Design: We performed a systematic review and meta-analysis of randomised controlled trials (RCT). Methodological quality of included RCTs was assessed using the Cochrane risk of bias tool.
Data sources: Medline and Cochrane databases were searched, with no language restriction, from inception to 19 October 2016.
Eligibility criteria for selecting studies: Any RCT assessing the efficacy of any active TTD versus PC in adult patients with terminal illness with a prognosis of <6-month survival were eligible for inclusion.
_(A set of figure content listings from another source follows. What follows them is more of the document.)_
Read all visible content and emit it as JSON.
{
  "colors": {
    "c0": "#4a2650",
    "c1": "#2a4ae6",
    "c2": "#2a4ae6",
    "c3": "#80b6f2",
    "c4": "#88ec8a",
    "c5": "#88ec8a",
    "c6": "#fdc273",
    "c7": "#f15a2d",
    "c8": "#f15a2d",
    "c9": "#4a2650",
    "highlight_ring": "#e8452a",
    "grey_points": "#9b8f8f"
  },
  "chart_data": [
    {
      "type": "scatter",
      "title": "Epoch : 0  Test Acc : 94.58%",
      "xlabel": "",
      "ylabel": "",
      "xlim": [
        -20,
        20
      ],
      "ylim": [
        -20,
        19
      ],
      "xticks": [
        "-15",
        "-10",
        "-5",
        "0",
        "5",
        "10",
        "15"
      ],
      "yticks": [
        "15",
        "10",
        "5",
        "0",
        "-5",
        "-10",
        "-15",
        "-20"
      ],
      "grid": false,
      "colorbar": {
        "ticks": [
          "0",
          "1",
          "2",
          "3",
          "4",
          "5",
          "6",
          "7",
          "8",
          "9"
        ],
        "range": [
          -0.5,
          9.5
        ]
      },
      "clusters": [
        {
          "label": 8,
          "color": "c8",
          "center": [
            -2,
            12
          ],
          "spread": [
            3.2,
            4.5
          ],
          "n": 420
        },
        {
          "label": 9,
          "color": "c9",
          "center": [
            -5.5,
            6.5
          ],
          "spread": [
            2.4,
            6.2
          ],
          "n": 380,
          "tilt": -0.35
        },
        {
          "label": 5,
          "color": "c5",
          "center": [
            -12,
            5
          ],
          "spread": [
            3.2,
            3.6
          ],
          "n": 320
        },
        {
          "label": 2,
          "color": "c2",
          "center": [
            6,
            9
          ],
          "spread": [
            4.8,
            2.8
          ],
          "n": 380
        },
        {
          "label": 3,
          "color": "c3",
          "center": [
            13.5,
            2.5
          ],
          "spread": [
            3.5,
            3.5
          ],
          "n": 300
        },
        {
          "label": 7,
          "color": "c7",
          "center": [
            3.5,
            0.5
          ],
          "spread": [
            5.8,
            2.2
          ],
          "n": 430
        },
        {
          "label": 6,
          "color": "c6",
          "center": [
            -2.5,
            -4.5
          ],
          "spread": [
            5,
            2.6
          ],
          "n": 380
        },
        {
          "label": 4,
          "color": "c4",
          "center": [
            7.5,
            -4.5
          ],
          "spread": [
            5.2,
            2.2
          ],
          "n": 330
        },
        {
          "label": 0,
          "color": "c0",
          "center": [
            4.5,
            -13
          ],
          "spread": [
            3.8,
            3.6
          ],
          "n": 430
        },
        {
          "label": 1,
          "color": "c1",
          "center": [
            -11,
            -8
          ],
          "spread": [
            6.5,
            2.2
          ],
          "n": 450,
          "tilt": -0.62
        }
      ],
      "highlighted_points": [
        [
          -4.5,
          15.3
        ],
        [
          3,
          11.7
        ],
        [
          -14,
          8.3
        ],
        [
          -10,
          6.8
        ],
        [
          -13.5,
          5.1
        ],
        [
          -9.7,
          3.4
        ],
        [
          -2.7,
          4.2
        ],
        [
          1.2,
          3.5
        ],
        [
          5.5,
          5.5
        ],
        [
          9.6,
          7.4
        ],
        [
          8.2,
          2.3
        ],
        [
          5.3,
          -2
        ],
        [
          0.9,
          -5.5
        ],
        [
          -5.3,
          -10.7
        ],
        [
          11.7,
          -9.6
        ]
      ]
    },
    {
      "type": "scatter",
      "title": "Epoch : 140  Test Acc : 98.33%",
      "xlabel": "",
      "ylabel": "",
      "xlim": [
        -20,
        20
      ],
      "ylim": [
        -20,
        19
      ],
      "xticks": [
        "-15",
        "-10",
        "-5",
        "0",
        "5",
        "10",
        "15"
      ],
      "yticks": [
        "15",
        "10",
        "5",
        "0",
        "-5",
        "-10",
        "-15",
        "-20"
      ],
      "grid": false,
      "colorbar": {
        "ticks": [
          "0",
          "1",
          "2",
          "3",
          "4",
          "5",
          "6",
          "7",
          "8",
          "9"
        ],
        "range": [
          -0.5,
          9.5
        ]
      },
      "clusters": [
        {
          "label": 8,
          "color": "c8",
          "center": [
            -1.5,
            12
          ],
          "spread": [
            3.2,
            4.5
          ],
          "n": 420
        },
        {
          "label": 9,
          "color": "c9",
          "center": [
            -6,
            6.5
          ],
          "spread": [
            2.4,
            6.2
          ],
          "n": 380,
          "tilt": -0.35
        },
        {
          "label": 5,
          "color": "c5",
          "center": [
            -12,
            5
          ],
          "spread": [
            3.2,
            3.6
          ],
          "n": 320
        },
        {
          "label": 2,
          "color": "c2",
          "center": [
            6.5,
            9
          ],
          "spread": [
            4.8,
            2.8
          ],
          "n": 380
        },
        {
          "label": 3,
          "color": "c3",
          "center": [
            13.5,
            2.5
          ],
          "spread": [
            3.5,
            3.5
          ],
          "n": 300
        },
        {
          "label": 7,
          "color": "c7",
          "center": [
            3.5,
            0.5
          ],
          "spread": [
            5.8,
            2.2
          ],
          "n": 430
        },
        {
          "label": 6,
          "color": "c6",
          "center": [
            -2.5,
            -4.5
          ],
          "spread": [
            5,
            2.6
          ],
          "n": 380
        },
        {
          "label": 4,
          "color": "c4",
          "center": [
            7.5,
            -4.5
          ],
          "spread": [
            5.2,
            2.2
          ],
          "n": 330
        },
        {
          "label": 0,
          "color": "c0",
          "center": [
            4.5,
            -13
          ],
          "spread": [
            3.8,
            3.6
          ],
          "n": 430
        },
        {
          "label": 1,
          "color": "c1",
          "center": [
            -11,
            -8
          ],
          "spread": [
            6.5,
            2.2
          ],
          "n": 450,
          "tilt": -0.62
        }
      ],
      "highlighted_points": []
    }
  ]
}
Results: Initial search identified 8252 citations of which 10 RCTs (15 comparisons, 1549 patients) met inclusion criteria. All RCTs included patients with cancer. OS was reported in 7 RCTs (8 comparisons, 1158 patients). The pooled results showed no statistically significant difference in OS between TTD and PC (HR (95% CI) 0.85 (0.71 to 1.02)). The heterogeneity between pooled studies was high (I2=62.1%). Overall rates of adverse events were higher in the TTD arm.
Conclusions: Our systematic review of available RCTs in patients with terminal illness due to cancer shows that TTD compared with PC did not demonstrably impact OS and is associated with increased toxicity. The results provide assurance to physicians, patients and family that the patients' survival will not be compromised by referral to hospice with focus on PC.
Keywords: End of life care; PALLIATIVE CARE; Terminal illness.